From Science Daily – One way of discovering a gene’s function is to switch it off and observe how the loss of its activity affects an organism. If a gene is essential for survival, however, then switching it off permanently will kill the organism before the gene’s function can be determined. Researchers at Cold Spring Harbor Laboratory (CSHL) have overcome this problem by using RNA interference (RNAi) technology to temporarily turn off any essential gene in adult mice and then turn it back on before the change kills the animals.

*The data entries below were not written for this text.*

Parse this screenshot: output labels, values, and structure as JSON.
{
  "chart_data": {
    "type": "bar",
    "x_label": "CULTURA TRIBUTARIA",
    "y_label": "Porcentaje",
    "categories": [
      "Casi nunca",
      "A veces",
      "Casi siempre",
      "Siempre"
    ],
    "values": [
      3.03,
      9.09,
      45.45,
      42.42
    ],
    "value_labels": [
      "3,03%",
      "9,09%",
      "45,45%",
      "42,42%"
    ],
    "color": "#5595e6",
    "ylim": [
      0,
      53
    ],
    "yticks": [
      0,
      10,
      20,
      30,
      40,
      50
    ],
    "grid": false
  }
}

In a study published on April 12 in the journal Proceedings of the National Academy of Sciences, the scientists demonstrated the feasibility of this approach by turning off a gene necessary for DNA replication in mice until the animals lost weight and were at the brink of death, and then successfully reversing these symptoms and rescuing the mice by turning the gene back on.

The ability to regulate gene activity this way in animals “will not only help in pinpointing time frames during which essential genes are important during development, but will also be tremendously useful in cancer or other disease-related research,” says CSHL Professor and HHMI investigator Scott Lowe, Ph.D., who co-led the team along with Professor Bruce Stillman, Ph.D., CSHL’s president. “We could, for example, first allow tumors to grow in mice, then shut off a gene that we think might be a good therapeutic target to test whether it saves the animals,” Lowe explains.